Doch auch wenn dies der Fall sein sollte, hat der Regierungschef ein Glaubwürdigkeitsproblem, begründete er doch just am Tag nach dem plakativen Zusammentreffen seine Absage an das Neujahrskonzert der Wiener Philharmoniker mit den Worten: „In einer pandemisch schwierigen Situation, die uns allen viel abverlangt, würde ich einen Besuch für das falsche Signal halten. Die bevorstehende Omikron-Welle erfordert strengere Maßnahmen für alle Menschen – ich möchte mich selbst davon nicht ausnehmen!“

Es scheint so, als müsse Karl Nehammer auf einem aperen Nebenhang nun einen argumentativen Slalom fahren. Unterdessen droht seine Regierung im Hauptrennen um die Impfpflicht gerade entscheidende Meter und Sekunden zu verlieren.

Schon bei der Pressekonferenz am Dreikönigstag fiel auf, dass Kanzler, Gesundheitsminister und Gecko-Chefs im Detail die verschärften Corona-Maßnahmen erörterten, jedoch nur allgemein die Notwendigkeit und Nützlichkeit der Impfung betonten. Erst auf Nachfrage erklärte man, die Impfpflicht sei „unabdingbar" und „fix“ ab 1. Februar.  

Die obersten Virusbekämpfer waren offenkundig bemüht, das Thema herunterzuspielen, beschworen dafür den Dialog und das Miteinander: Man wolle die Gegensätze in der Gesellschaft überwinden, indem man unablässig versuche, die Impfskeptiker aufzuklären und ihnen die Ängste zu nehmen.

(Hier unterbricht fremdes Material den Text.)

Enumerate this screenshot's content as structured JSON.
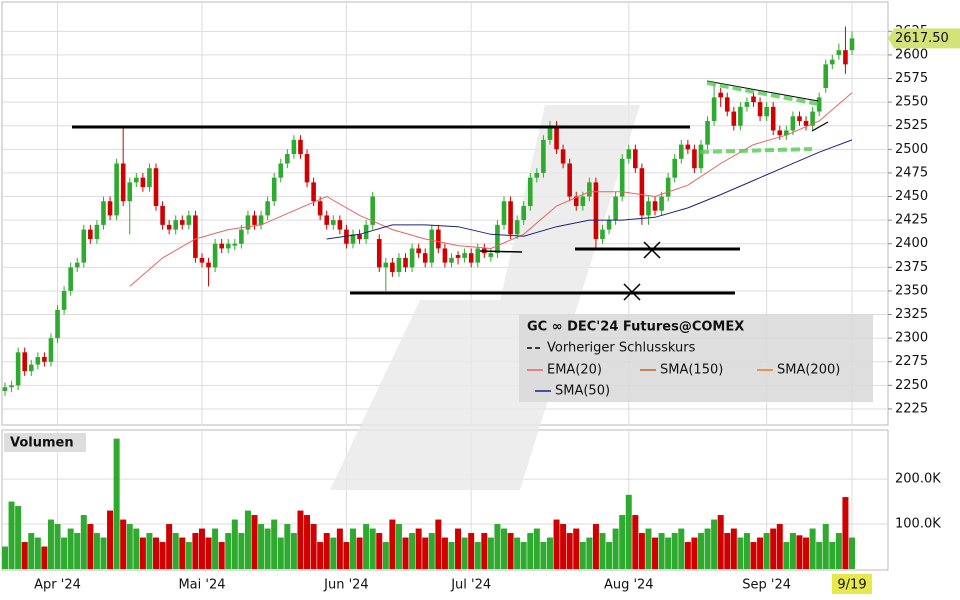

Tags darauf Jubelstürme bei eben diesen: Die Elga GmbH erklärt, vor dem Begutachtungsentwurf nicht in Gespräche eingebunden gewesen zu sein und die Ausnahmen von der Impfpflicht nicht vor dem 1. April technisch erfassen zu können. Dies habe man dem Gesundheitsministerium am 22. Dezember auch mitgeteilt.

Der gesamte Zeitplan ab 1. Februar gerät also ins Wanken. Und viele Fragen stehen im Raum: Schon am 19. November wurde die Impfpflicht von den Landeshauptleuten und Spitzen der Bundesregierung beschlossen – wieso kommt man erst jetzt, wenige Tage vor der Debatte und der Gesetzwerdung im Nationalrat zur Erkenntnis, dass die Umsetzung nicht vollumfänglich klappt? Weshalb ist das dem Elga-Chef erst am Vorabend vor Weihnachten aufgefallen? Und warum hat Wolfgang Mückstein die Datenerfasser nicht von Anfang an eingebunden? Sollte er das heikle Thema Impfpflicht tatsächlich so fahrlässig angegangen sein, würde ihn das als verantwortlichen Minister klar disqualifizieren.

Die Lage ist nicht nur wegen der Bedrohung durch Omikron ernst: Einmal mehr steht die Glaubwürdigkeit dieser Koalition auf dem Spiel, die Gefahr läuft, wieder wortbrüchig zu werden. Sie könnte auch noch das verbliebene Vertrauen jener verlieren, die sich bis dato an die Corona-Vorgaben gehalten haben. Vor zwei Monaten wurde in der dramatischen Nacht am Achensee die Impfpflicht als „ultima ratio“ abgekündigt - jetzt kann die Regierung keinen Rückzieher mehr machen. Auch keinen halbherzigen, indem Umsetzung oder Sanktionierung weiter hinausgeschoben werden.